Sponsored By

The AI text-to-speech "translations" to create fictional languages are still in the experimental phase.

Bryant Francis, Senior Editor

March 29, 2024

5 Min Read
A screenshot from Final Fantasy XVI. A young man stands next to a Chocobo.

At a Glance

  • In a GDC 2024 talk, Square Enix AI researcher Yusuke Mori showed off his experiments in fictional language generation.
  • The tool combines calibrated word-swapping with basic text-to-speech execution.
  • Mori also broke down the risks of using such technology in a casual manner.
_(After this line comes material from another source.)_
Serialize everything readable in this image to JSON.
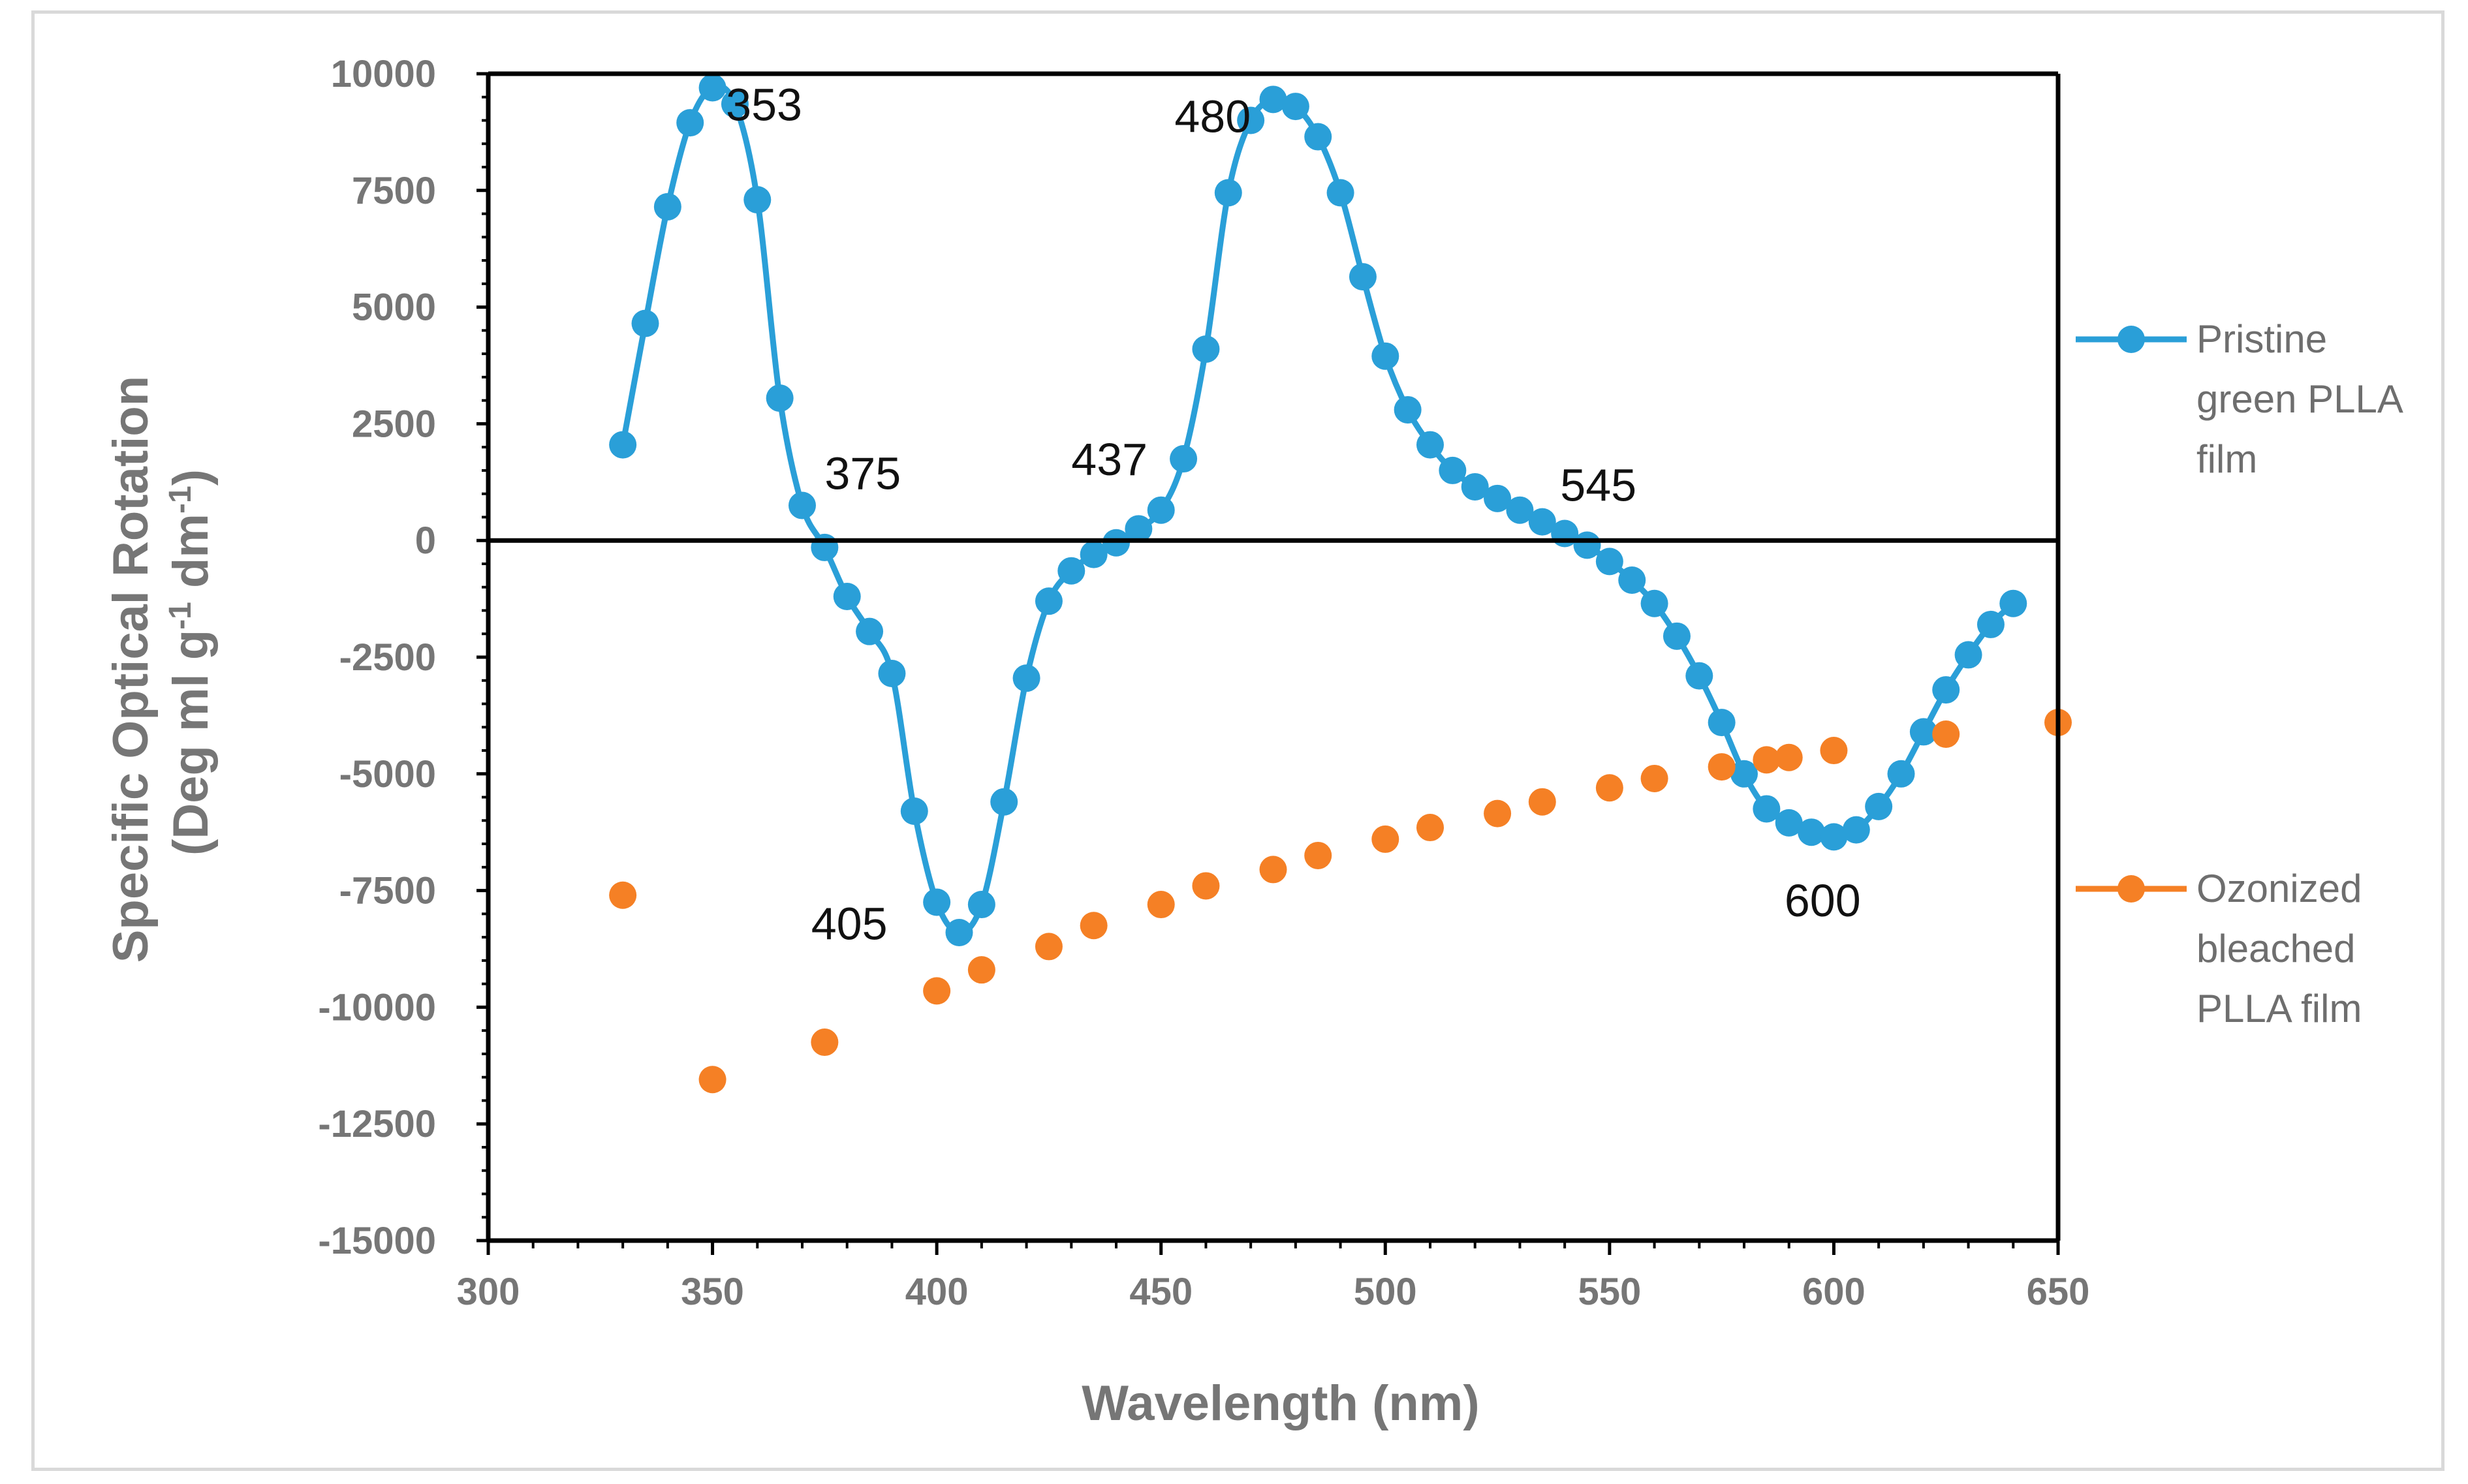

After discovering I had a surprise opening in my schedule at the 2024 Game Developers Conference, I glanced at one of the digital displays showing off the day's events. One talk in the Machine Learning Summit caught my eye: "Machine Learning Summit: Fictional Speech Synthesis to Avoid the Risk in Generative Contents."

"Fictional Speech Synthesis?" That was neat. Any fantasy fan worth their salt knows how much work has gone into fictional languages like Elvish in The Lord of the Rings and Klingon in Star Trek. It's a passion-led project that makes for great worldbuilding. Was Square Enix hoping to use technology to efficiently employ this linguistic technique this in its many fantasy games?

The answer: it's unclear. AI researcher Yusuke Mori didn't indicate if his research was being employed in any active game production. The talk was close to an academic presentation that explored research and possible methodologies for using technology, not active development.

Still, capturing a slice of his work was intriguing. What he presented didn't seem immediately useful for someone hoping to take on Game of Thrones, but it resembled a more refined version of Simlish in The Sims franchise or the various babbling of characters in the Animal Crossing series.

Related:SAG-AFTRA says terms of controversial AI voice deal will inform future negotiations

Here's a quick breakdown of what Mori showed off.

Square Enix's AI tool supports dynamic and static language generation

Mori showed off a pair of demos that explained how the technology could be employed in digital environments. The first showed how the tool could be used to translate the opening line of Herman Melville's Moby Dick, the second displayed how players might encounter these languages in a 3D space.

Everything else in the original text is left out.